И Купидон, наконец, женится на Психее, о чем Апулей…
И Купидон, наконец, женится на Психее, о чем Апулей выразительно говорит: «Так надлежащим образом передана была во власть Купидона Психея». (Эта формула восходит к римскому законодательству, см. главу о браке.)
Римский стиль также прослеживается в использовании обычных безжизненных аллегорий. Так, Венера наказывает Психею, отдав ей в служанки Solicitudo и Tristities (Заботу и Уныние), а перед вратами Венеры Психею встречает прислужница богини по имени Consuetudo (Привычка).
Процитируем еще один эпизод: рассказ из книги ix, 5, который впоследствии использовал Боккаччо:
«Жил один ремесленник в крайней бедности, снискивая пропитание скудным своим заработком. Была у него женка, у которой тоже за душой ничего не было, но которая пользовалась, однако, известностью за крайнее свое распутство. В один прекрасный день, только что выходит он утром на свою работу, как в дом к нему потихоньку пробирается дерзкий любовник. И пока они беззаботно предаются битвам Венеры, неожиданно возвращается муж, ничего не знавший о таких делах, даже не подозревавший ничего подобного. Найдя вход закрытым и запертым, он еще похвалил осторожность своей жены, стучит в дверь и даже свистит, чтобы дать знать о своем присутствии. Тут продувная баба, очень ловкая в таких проделках, выпустив любовника из своих крепких объятий, незаметно прячет его в бочку, которая стояла в углу, наполовину зарытая в землю, но совсем пустая. Потом она отворяет дверь, и не поспел муж переступить порог, как она набрасывается на него с руганью:
– Чего же ты у меня праздно слоняешься попусту, сложивши руки? Чего не идешь, как обычно, на работу? О жизни нашей не радеешь? О пропитании не заботишься? А я, несчастная, день и ночь силы свои надрываю за пряжей, чтобы хоть лампа в нашей конуре светила! Насколько счастливее меня соседка Дафна, которая с утра, наевшись досыта и напившись допьяна, с любовниками валяется!

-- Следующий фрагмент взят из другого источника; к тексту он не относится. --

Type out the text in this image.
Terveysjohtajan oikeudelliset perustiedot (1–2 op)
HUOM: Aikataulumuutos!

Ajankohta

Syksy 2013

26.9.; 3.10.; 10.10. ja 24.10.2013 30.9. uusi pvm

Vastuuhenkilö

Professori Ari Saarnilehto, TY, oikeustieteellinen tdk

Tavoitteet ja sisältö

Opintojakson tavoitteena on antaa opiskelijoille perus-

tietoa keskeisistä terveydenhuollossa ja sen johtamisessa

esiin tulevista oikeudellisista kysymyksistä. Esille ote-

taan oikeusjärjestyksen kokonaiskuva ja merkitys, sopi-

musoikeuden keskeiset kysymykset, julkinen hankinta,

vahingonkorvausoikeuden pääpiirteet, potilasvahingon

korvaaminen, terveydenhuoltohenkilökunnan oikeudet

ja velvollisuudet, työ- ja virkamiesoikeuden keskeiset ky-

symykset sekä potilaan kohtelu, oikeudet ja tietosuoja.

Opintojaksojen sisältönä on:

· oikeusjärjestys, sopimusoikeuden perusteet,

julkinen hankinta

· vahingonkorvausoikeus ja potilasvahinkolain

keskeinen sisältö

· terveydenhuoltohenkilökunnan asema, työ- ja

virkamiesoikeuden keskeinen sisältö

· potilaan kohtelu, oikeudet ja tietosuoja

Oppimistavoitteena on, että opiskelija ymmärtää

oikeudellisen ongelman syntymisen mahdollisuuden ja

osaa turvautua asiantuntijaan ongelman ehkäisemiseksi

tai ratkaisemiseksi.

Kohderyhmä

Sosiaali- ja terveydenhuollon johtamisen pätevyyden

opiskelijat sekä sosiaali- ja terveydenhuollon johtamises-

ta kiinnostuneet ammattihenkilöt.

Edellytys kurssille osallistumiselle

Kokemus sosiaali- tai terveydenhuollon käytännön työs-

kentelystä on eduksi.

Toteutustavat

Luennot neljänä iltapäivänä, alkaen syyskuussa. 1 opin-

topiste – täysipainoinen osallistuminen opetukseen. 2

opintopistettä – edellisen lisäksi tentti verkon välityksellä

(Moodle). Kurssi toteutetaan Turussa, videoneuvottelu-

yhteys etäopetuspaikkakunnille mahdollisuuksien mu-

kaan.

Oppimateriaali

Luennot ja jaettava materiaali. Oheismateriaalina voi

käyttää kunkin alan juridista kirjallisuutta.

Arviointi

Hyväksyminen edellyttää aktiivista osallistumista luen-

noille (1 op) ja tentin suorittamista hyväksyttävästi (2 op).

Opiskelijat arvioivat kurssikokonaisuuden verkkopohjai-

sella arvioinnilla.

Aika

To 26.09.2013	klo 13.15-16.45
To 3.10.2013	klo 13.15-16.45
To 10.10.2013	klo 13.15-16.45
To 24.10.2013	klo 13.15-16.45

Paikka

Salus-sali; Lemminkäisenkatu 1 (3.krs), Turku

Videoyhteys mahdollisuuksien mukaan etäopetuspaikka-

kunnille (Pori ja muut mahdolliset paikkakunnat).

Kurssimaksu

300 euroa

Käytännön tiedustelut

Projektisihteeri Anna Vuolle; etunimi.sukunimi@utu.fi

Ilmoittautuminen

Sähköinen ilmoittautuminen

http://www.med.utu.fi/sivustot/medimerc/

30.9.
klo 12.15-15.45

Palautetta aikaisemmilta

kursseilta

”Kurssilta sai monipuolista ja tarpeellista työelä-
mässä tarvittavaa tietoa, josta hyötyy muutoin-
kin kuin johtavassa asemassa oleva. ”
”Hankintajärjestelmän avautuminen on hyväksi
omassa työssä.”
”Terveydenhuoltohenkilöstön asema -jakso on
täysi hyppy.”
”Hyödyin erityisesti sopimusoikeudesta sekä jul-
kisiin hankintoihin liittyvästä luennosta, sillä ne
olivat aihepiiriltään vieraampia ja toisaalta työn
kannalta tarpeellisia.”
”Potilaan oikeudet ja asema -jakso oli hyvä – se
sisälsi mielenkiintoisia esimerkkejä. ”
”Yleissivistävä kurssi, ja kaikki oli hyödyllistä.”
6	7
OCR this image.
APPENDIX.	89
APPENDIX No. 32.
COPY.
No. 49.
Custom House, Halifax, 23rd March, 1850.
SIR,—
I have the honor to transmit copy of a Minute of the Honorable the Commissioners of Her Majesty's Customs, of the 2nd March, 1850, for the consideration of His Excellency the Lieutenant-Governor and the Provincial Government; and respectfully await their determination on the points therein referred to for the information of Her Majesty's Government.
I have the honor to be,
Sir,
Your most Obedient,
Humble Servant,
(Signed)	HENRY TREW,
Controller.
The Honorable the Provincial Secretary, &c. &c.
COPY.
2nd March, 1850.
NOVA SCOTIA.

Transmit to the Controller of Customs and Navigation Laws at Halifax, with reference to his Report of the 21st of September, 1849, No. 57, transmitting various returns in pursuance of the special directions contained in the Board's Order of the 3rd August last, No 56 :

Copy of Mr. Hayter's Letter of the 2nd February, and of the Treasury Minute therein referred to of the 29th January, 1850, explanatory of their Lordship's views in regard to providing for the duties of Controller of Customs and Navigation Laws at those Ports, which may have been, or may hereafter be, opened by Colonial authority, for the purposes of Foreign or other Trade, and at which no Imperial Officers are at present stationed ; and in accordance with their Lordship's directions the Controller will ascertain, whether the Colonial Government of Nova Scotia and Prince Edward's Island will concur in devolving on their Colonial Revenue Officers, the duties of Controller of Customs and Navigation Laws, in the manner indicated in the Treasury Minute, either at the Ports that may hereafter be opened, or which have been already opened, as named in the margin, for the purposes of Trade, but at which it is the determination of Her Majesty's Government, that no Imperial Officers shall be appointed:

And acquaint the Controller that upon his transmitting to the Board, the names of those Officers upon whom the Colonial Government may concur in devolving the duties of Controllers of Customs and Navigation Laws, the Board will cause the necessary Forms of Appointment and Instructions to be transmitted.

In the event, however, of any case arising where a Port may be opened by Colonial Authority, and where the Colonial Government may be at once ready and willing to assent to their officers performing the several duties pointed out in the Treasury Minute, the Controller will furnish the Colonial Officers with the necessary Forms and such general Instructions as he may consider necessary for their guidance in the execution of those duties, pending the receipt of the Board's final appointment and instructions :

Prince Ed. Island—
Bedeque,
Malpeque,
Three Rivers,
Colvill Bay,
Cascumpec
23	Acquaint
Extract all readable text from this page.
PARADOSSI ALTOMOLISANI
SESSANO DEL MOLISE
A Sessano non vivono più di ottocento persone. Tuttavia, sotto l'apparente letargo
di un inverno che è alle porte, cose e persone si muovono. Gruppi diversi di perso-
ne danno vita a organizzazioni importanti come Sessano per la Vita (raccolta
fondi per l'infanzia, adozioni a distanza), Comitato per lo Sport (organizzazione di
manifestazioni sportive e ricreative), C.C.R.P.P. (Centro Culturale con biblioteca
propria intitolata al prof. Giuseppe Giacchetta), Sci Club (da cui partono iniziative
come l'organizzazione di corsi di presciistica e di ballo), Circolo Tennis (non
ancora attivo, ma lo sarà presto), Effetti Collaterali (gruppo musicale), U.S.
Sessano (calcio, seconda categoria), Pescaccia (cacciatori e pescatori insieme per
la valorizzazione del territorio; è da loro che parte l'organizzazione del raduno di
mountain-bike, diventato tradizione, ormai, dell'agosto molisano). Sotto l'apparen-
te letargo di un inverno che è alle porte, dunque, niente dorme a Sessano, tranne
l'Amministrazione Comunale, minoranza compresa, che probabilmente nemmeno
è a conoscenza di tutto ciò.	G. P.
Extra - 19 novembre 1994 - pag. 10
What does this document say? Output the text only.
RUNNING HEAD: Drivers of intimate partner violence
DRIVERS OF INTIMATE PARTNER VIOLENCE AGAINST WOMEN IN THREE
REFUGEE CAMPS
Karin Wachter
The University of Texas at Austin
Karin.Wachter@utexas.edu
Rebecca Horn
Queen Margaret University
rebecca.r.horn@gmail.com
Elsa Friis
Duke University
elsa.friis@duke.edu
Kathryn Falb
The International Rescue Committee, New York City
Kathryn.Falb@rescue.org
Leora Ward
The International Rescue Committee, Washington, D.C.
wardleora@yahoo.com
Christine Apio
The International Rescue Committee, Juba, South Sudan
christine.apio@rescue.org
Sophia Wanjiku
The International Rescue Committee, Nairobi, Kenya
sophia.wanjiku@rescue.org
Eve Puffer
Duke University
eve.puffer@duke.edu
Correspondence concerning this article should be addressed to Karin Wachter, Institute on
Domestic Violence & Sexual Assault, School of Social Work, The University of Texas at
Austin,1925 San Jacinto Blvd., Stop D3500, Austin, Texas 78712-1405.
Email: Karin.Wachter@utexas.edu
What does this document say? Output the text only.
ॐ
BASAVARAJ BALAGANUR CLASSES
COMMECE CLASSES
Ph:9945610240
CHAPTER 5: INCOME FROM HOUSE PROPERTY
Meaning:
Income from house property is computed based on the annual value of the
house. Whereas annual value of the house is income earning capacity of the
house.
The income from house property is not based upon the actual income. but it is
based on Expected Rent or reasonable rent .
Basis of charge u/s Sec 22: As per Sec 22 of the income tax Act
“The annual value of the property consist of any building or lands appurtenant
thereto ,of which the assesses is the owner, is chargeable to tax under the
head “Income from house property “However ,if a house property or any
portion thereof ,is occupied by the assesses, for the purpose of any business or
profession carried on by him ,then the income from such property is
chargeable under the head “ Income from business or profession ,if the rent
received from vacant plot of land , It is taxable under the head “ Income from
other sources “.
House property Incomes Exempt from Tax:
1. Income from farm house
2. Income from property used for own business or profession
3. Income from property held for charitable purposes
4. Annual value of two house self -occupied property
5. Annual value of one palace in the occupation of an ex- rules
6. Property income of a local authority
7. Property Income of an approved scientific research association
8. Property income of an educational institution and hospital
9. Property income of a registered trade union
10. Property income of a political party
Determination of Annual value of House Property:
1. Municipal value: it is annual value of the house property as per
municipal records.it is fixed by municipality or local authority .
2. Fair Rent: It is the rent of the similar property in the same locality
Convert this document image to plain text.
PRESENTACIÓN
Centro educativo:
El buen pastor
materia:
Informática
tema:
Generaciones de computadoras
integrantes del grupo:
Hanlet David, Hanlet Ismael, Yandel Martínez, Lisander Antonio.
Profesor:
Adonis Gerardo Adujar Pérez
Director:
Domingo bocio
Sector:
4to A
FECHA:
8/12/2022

Муж, сбитый с толку подобным приемом, отвечает:
– В чем дело? Хозяин, у которого мы работаем, занят в суде и нас распустил; но все-таки, как нам пообедать сегодня, я промыслил. Видишь эту бочку? Всегда она пустая, только место даром занимает, и пользы от нее, право, никакой нет, только что в доме от нее теснота. Ну, вот я и продал ее за пять денариев одному человеку, он уже здесь, расплатится сейчас и свою собственность унесет. Так что ты подоткнись и немного помоги мне – надо вытащить ее из земли, чтобы отдать покупателю.
Услышав это, обманщица, сразу сообразив, как воспользоваться подобным обстоятельством, с дерзким смехом отвечает:
– Вот муженек-то достался мне, так муженек! Бойкий торговец: вещь, которую я, баба, дома сидя, когда еще за семь денариев продала, за пять спустил!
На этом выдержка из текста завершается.